These opinions warrantied for the lifetime of your brain.

Loading Table of Contents...
 
 
 
 
 
 

Saturday, May 3, 2008

RE: An Open Letter to David Nolan

David, thank you for replying, but your response only leaves me more confused.  I expected you to either 1) say that minimal state authority is an unavoidable evil until somebody can square the circle of a 100% voluntary society, or 2) agree with Rand that the state in principle needs some minimal but exclusive authority.  Instead, you apparently say that the state should not have any exclusive authority whatsoever.
 
Can you please give us a brief explanation, in terms of force initiation, about what would qualify your "State" as "non-market" in how it non-exclusively makes and enforces laws?  For example, when the agents of this "State" come to collect its "tax" on land values, would I be free to treat them like Jehovah's Witnesses (and of course lose all benefits/protections for doing so)?  Would I be free to opt out of all the "laws" of this "State", or would it initiate force against any non-aggressive but obstinate holdout who disagrees with some legal technicality?
 
If the "laws" of this "State" are not mandatory, then this is seems identical to David Friedman-style anarchism with market production of laws.

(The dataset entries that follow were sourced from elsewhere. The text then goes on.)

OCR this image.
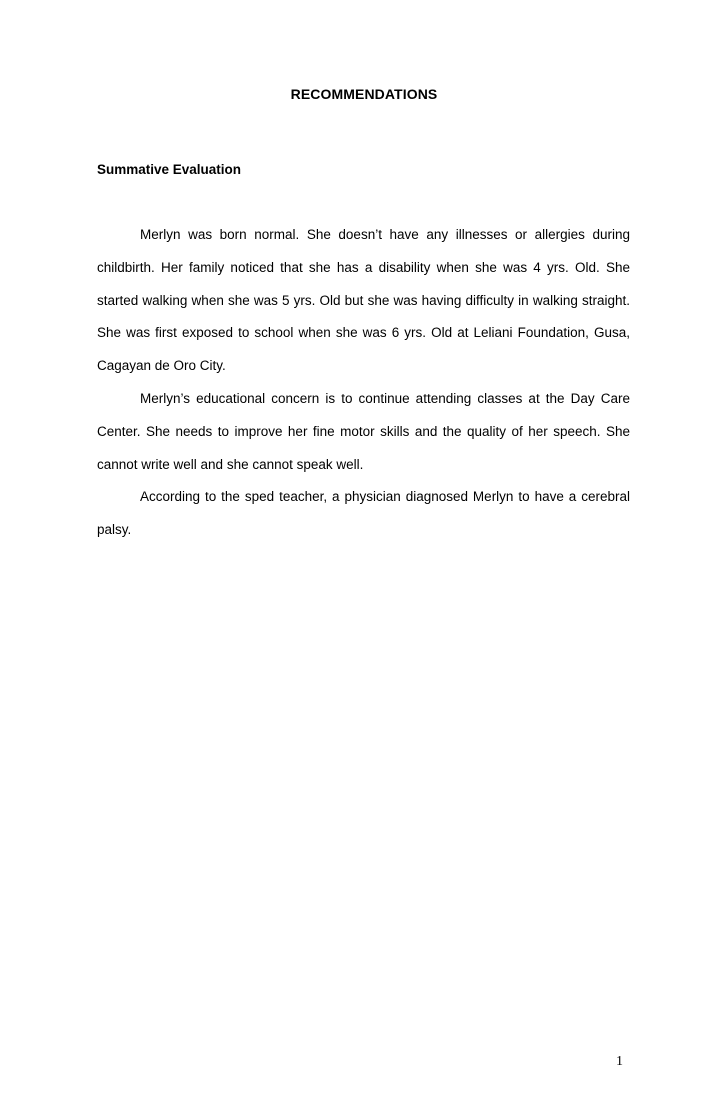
RECOMMENDATIONS
Summative Evaluation

Merlyn was born normal. She doesn’t have any illnesses or allergies during childbirth. Her family noticed that she has a disability when she was 4 yrs. Old. She started walking when she was 5 yrs. Old but she was having difficulty in walking straight. She was first exposed to school when she was 6 yrs. Old at Leliani Foundation, Gusa, Cagayan de Oro City.

Merlyn’s educational concern is to continue attending classes at the Day Care Center. She needs to improve her fine motor skills and the quality of her speech. She cannot write well and she cannot speak well.

According to the sped teacher, a physician diagnosed Merlyn to have a cerebral palsy.

1
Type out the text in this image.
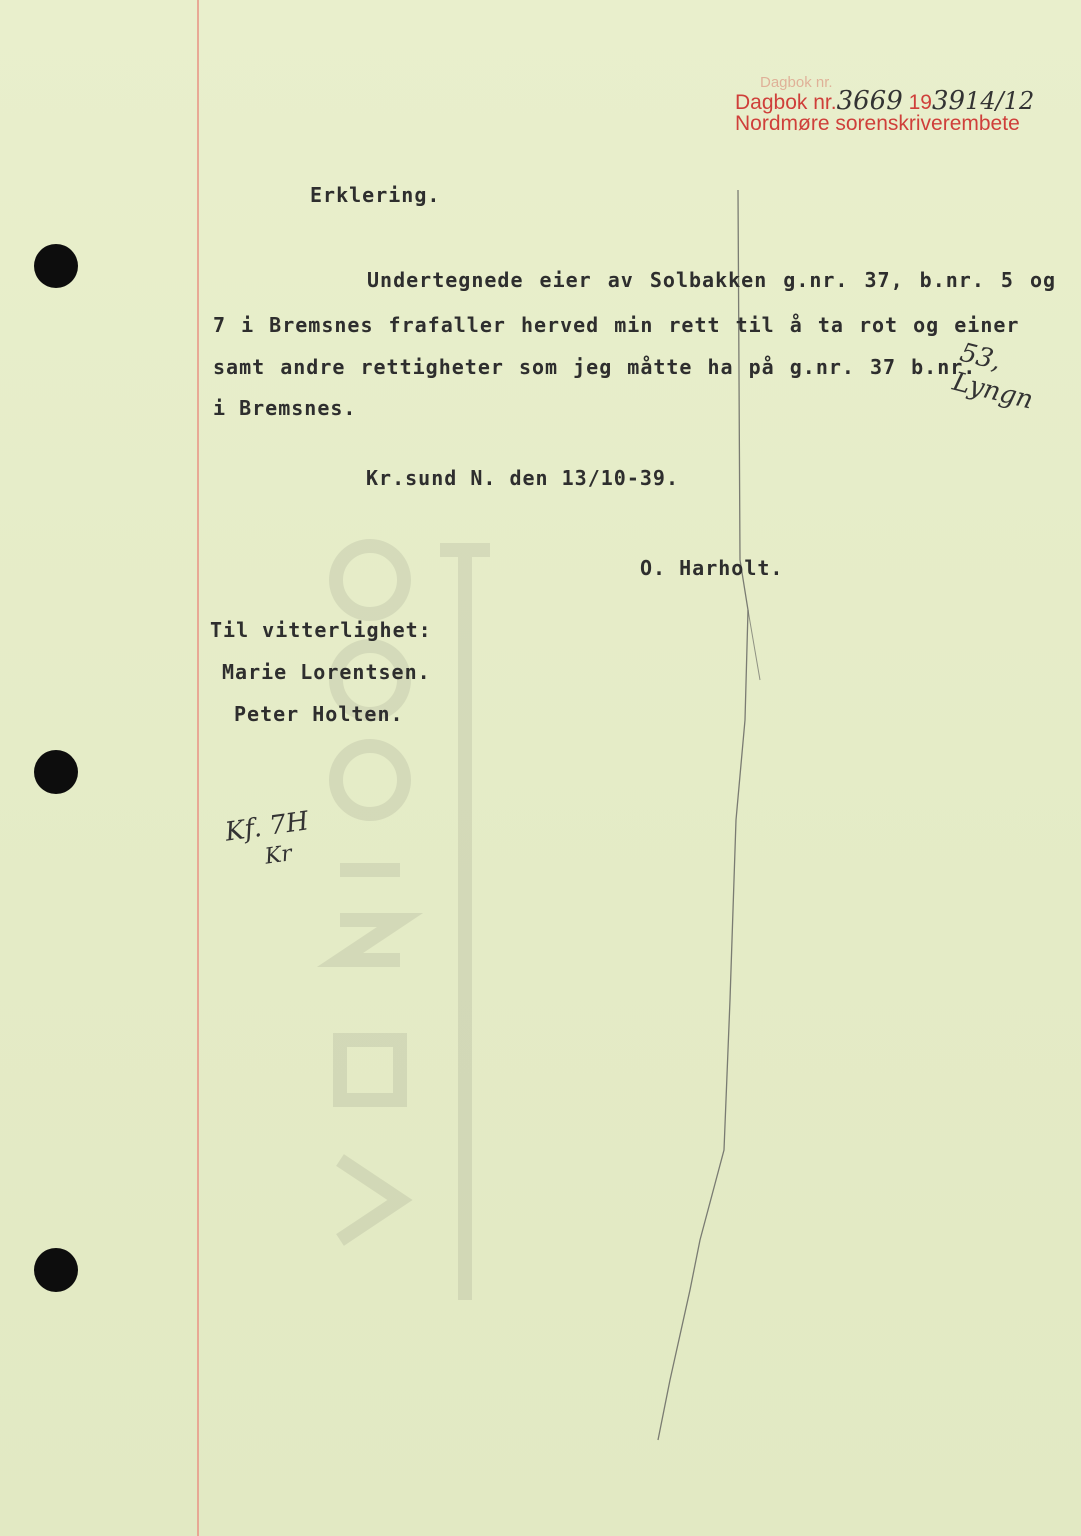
Dagbok nr.
Dagbok nr.3669 193914/12
Nordmøre sorenskriverembete
Erklering.
Undertegnede eier av Solbakken g.nr. 37, b.nr. 5 og
7 i Bremsnes frafaller herved min rett til å ta rot og einer
samt andre rettigheter som jeg måtte ha på g.nr. 37 b.nr.
53, Lyngn
i Bremsnes.
Kr.sund N. den 13/10-39.
O. Harholt.
Til vitterlighet:
Marie Lorentsen.
Peter Holten.
Kf. 7H
Kr
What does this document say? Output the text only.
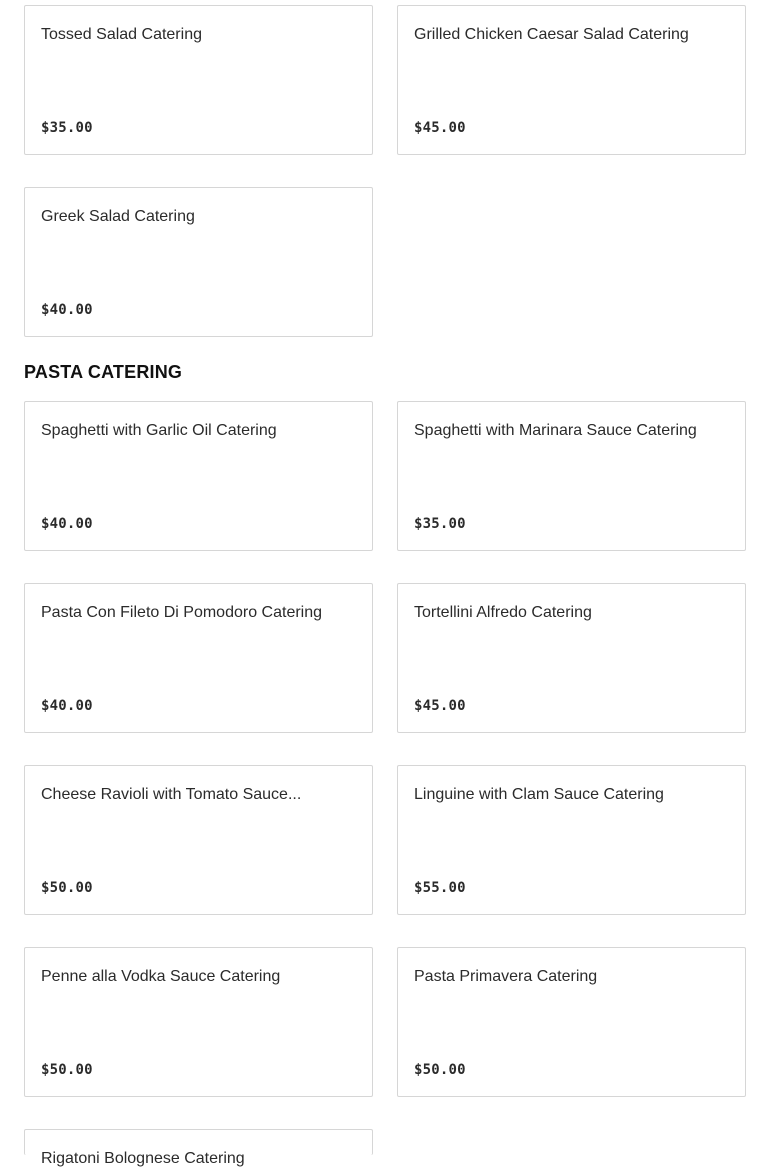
Tossed Salad Catering
$35.00
Grilled Chicken Caesar Salad Catering
$45.00
Greek Salad Catering
$40.00
PASTA CATERING
Spaghetti with Garlic Oil Catering
$40.00
Spaghetti with Marinara Sauce Catering
$35.00
Pasta Con Fileto Di Pomodoro Catering
$40.00
Tortellini Alfredo Catering
$45.00
Cheese Ravioli with Tomato Sauce...
$50.00
Linguine with Clam Sauce Catering
$55.00
Penne alla Vodka Sauce Catering
$50.00
Pasta Primavera Catering
$50.00
Rigatoni Bolognese Catering
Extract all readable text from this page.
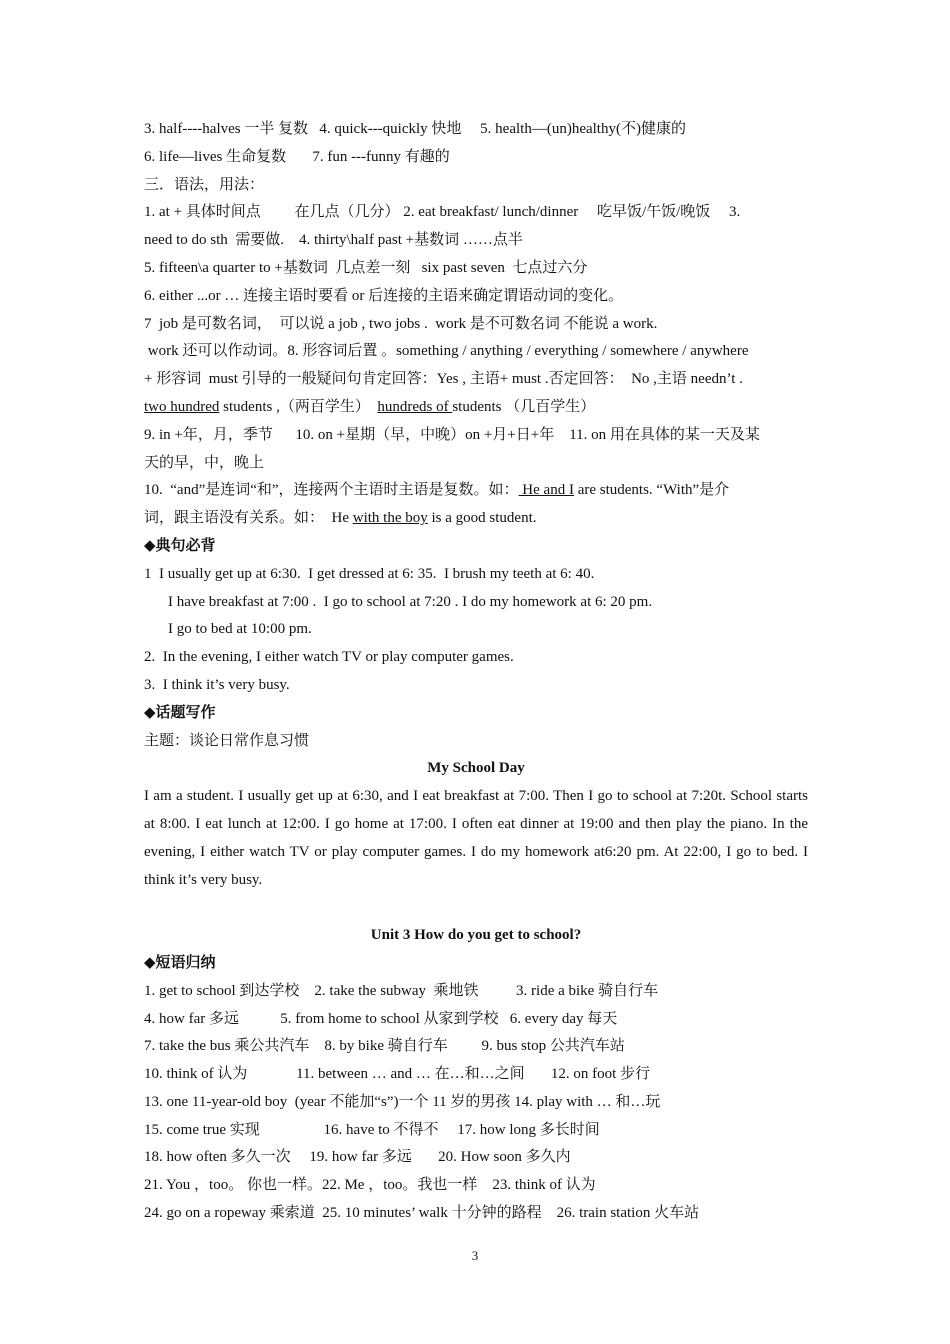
3. half----halves 一半 复数   4. quick---quickly 快地     5. health—(un)healthy(不)健康的

6. life—lives 生命复数       7. fun ---funny 有趣的

三．语法，用法：

1. at + 具体时间点         在几点（几分） 2. eat breakfast/ lunch/dinner     吃早饭/午饭/晚饭     3.

need to do sth  需要做.    4. thirty\half past +基数词 ……点半

5. fifteen\a quarter to +基数词  几点差一刻   six past seven  七点过六分

6. either ...or … 连接主语时要看 or 后连接的主语来确定谓语动词的变化。

7  job 是可数名词，  可以说 a job , two jobs .  work 是不可数名词 不能说 a work.

work 还可以作动词。8. 形容词后置 。something / anything / everything / somewhere / anywhere

+ 形容词  must 引导的一般疑问句肯定回答：Yes , 主语+ must .否定回答：  No ,主语 needn’t .

two hundred students ,（两百学生）  hundreds of students （几百学生）

9. in +年，月，季节      10. on +星期（早，中晚）on +月+日+年    11. on 用在具体的某一天及某

天的早，中，晚上

10.  “and”是连词“和”，连接两个主语时主语是复数。如： He and I are students. “With”是介

词，跟主语没有关系。如：  He with the boy is a good student.

◆典句必背

1  I usually get up at 6:30.  I get dressed at 6: 35.  I brush my teeth at 6: 40.

I have breakfast at 7:00 .  I go to school at 7:20 . I do my homework at 6: 20 pm.

I go to bed at 10:00 pm.

2.  In the evening, I either watch TV or play computer games.

3.  I think it’s very busy.

◆话题写作

主题：谈论日常作息习惯

My School Day

I am a student. I usually get up at 6:30, and I eat breakfast at 7:00. Then I go to school at 7:20t. School starts at 8:00. I eat lunch at 12:00. I go home at 17:00. I often eat dinner at 19:00 and then play the piano. In the evening, I either watch TV or play computer games. I do my homework at6:20 pm. At 22:00, I go to bed. I think it’s very busy.

Unit 3 How do you get to school?

◆短语归纳

1. get to school 到达学校    2. take the subway  乘地铁          3. ride a bike 骑自行车

4. how far 多远           5. from home to school 从家到学校   6. every day 每天

7. take the bus 乘公共汽车    8. by bike 骑自行车         9. bus stop 公共汽车站

10. think of 认为             11. between … and … 在…和…之间       12. on foot 步行

13. one 11-year-old boy  (year 不能加“s”)一个 11 岁的男孩 14. play with … 和…玩

15. come true 实现                 16. have to 不得不     17. how long 多长时间

18. how often 多久一次     19. how far 多远       20. How soon 多久内

21. You ，too。 你也一样。22. Me ，too。我也一样    23. think of 认为

24. go on a ropeway 乘索道  25. 10 minutes’ walk 十分钟的路程    26. train station 火车站

3
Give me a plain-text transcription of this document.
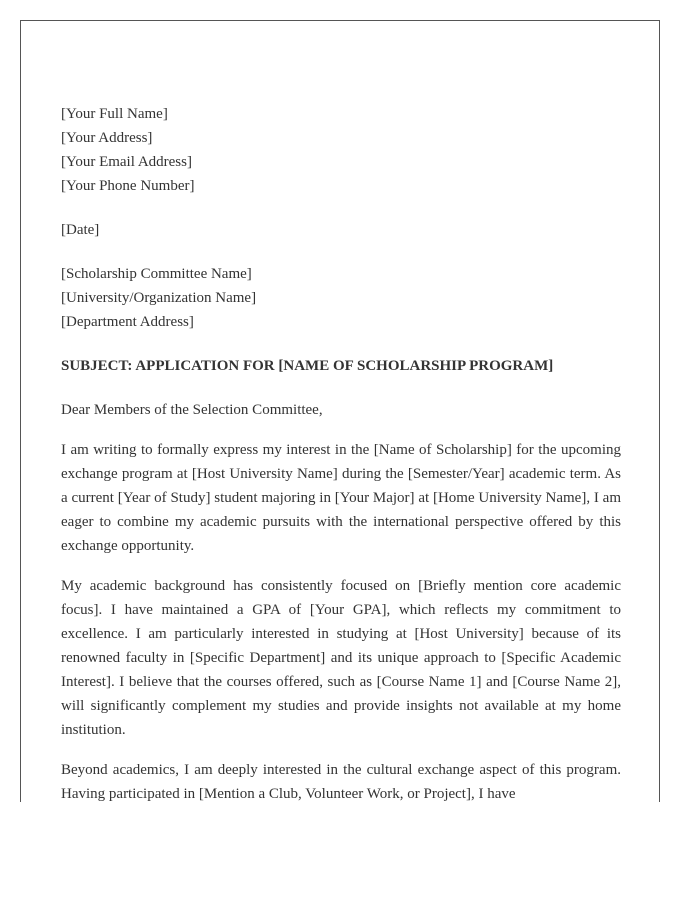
[Your Full Name]
[Your Address]
[Your Email Address]
[Your Phone Number]
[Date]
[Scholarship Committee Name]
[University/Organization Name]
[Department Address]
SUBJECT: APPLICATION FOR [NAME OF SCHOLARSHIP PROGRAM]
Dear Members of the Selection Committee,

I am writing to formally express my interest in the [Name of Scholarship] for the upcoming exchange program at [Host University Name] during the [Semester/Year] academic term. As a current [Year of Study] student majoring in [Your Major] at [Home University Name], I am eager to combine my academic pursuits with the international perspective offered by this exchange opportunity.

My academic background has consistently focused on [Briefly mention core academic focus]. I have maintained a GPA of [Your GPA], which reflects my commitment to excellence. I am particularly interested in studying at [Host University] because of its renowned faculty in [Specific Department] and its unique approach to [Specific Academic Interest]. I believe that the courses offered, such as [Course Name 1] and [Course Name 2], will significantly complement my studies and provide insights not available at my home institution.

Beyond academics, I am deeply interested in the cultural exchange aspect of this program. Having participated in [Mention a Club, Volunteer Work, or Project], I have
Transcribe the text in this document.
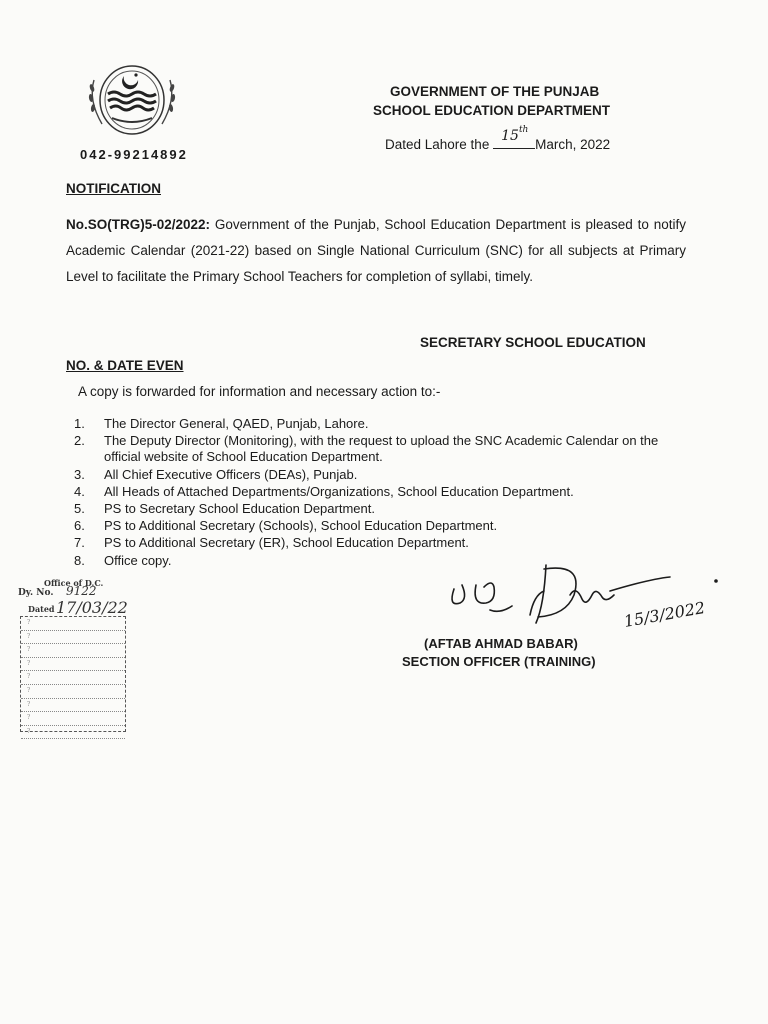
042-99214892
GOVERNMENT OF THE PUNJAB
SCHOOL EDUCATION DEPARTMENT
Dated Lahore the
15th
March, 2022
NOTIFICATION
No.SO(TRG)5-02/2022: Government of the Punjab, School Education Department is pleased to notify Academic Calendar (2021-22) based on Single National Curriculum (SNC) for all subjects at Primary Level to facilitate the Primary School Teachers for completion of syllabi, timely.
SECRETARY SCHOOL EDUCATION
NO. & DATE EVEN
A copy is forwarded for information and necessary action to:-
1.	The Director General, QAED, Punjab, Lahore.
2.	The Deputy Director (Monitoring), with the request to upload the SNC Academic Calendar on the official website of School Education Department.
3.	All Chief Executive Officers (DEAs), Punjab.
4.	All Heads of Attached Departments/Organizations, School Education Department.
5.	PS to Secretary School Education Department.
6.	PS to Additional Secretary (Schools), School Education Department.
7.	PS to Additional Secretary (ER), School Education Department.
8.	Office copy.
15/3/2022
(AFTAB AHMAD BABAR)
SECTION OFFICER (TRAINING)
Office of D.C.
Dy. No. 9122
Dated 17/03/22
?
?
?
?
?
?
?
?
?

The "State" you advocate seems to have no power or authority beyond that of a voluntary neighborhood watch group.  Again, I urge you to (re)read Roy Child's 1969 open letter to Ayn Rand.  He explained, far more verbosely than I, exactly why a state does not qualify as a state without a monopoly on retaliatory force, and why such a monopoly can only be maintained with (the threat of) force initiation.   His letter, and my four-paragraph digest of it, is at
 
I apologize if this topic seems like a distraction, but it's clearly the central conundrum of libertarian theory, and if anybody can help the rest of us grapple with it, surely that would be you.